Earlier this year the court found employers could fire MMJ users who tested positive for the drug after using it away from the workplace. State Legislature responded by passing a law which would have overturned that decision, but it was vetoed by Gov. Arnold Schwarzenegger.

This ruling further narrows the scope of Prop. 215 which, although unfortunate for most unlicensed growers, might be a step in the right direction for legitimate supply chains. With that potential legitimacy, more weight is added to the ultimate goal of legalization. Now we just need to see if it pans out as expected.

California Supreme Court Backs MMJ

October 17th, 2008 by Perry

In a resounding victory for medical marijuana activists, the state supreme court of California recently denied a request to hear the county’s attempt to repeal MMJ laws. The San Diego Union-Tribune says the decision is “an affirmation of the legitimacy of state medical marijuana laws,” according to Adam Wolf of the American Civil Liberties Union.

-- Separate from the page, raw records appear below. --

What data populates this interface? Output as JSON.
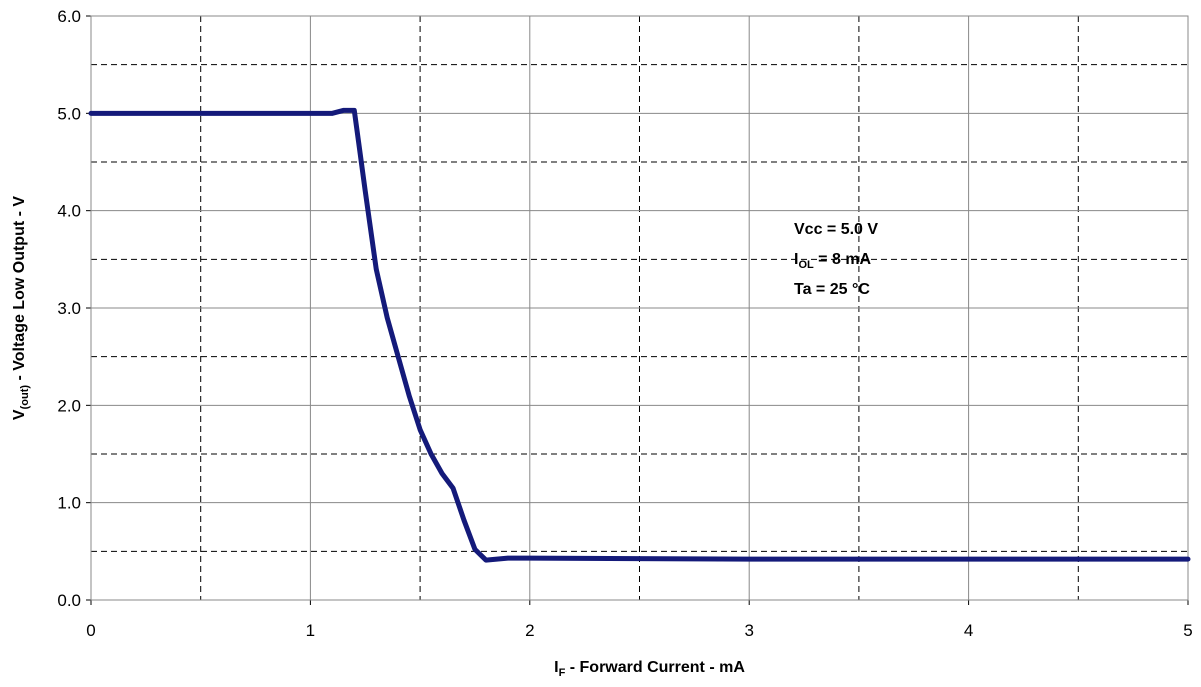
{
  "chart_data": {
    "type": "line",
    "x_label": {
      "main": "I",
      "sub": "F",
      "rest": " - Forward Current - mA"
    },
    "y_label": {
      "main": "V",
      "sub": "(out)",
      "rest": " - Voltage Low Output - V"
    },
    "annotations": [
      {
        "main": "Vcc = 5.0 V"
      },
      {
        "main": "I",
        "sub": "OL",
        "rest": " = 8 mA"
      },
      {
        "main": "Ta = 25 °C"
      }
    ],
    "x": [
      0,
      1.1,
      1.15,
      1.2,
      1.22,
      1.25,
      1.3,
      1.35,
      1.4,
      1.45,
      1.5,
      1.55,
      1.6,
      1.65,
      1.7,
      1.75,
      1.8,
      1.85,
      1.9,
      2,
      3,
      5
    ],
    "series": [
      {
        "name": null,
        "color": "#141a7a",
        "values": [
          5.0,
          5.0,
          5.03,
          5.03,
          4.7,
          4.2,
          3.4,
          2.9,
          2.5,
          2.1,
          1.75,
          1.5,
          1.3,
          1.15,
          0.82,
          0.52,
          0.41,
          0.42,
          0.43,
          0.43,
          0.42,
          0.42
        ]
      }
    ],
    "xlim": [
      0,
      5
    ],
    "ylim": [
      0,
      6
    ],
    "xticks": [
      0,
      1,
      2,
      3,
      4,
      5
    ],
    "yticks": [
      {
        "value": 0,
        "label": "0.0"
      },
      {
        "value": 1,
        "label": "1.0"
      },
      {
        "value": 2,
        "label": "2.0"
      },
      {
        "value": 3,
        "label": "3.0"
      },
      {
        "value": 4,
        "label": "4.0"
      },
      {
        "value": 5,
        "label": "5.0"
      },
      {
        "value": 6,
        "label": "6.0"
      }
    ],
    "xminorticks": [
      0.5,
      1.5,
      2.5,
      3.5,
      4.5
    ],
    "yminorticks": [
      0.5,
      1.5,
      2.5,
      3.5,
      4.5,
      5.5
    ],
    "grid": true
  }
}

The ACLU actually worked in conjunction with Attorney General Jerry Brown’s office to fight the case against the county, which has spent about a year or so in court due to the county’s appeal efforts. The lawsuit filed by San Diego, San Bernardino and Merced County in 2006 was tossed out by two lower courts. The state Supreme Court’s refusal to consider the case Thursday ends the matter, which means it’s time to use the gas lamps to spark up some doobies.

By the way, earth to San Diego: you’re like 10 minutes from Tijuana, Mexico. I wouldn’t worry so much about a little medical marijuana… probably not their biggest concern.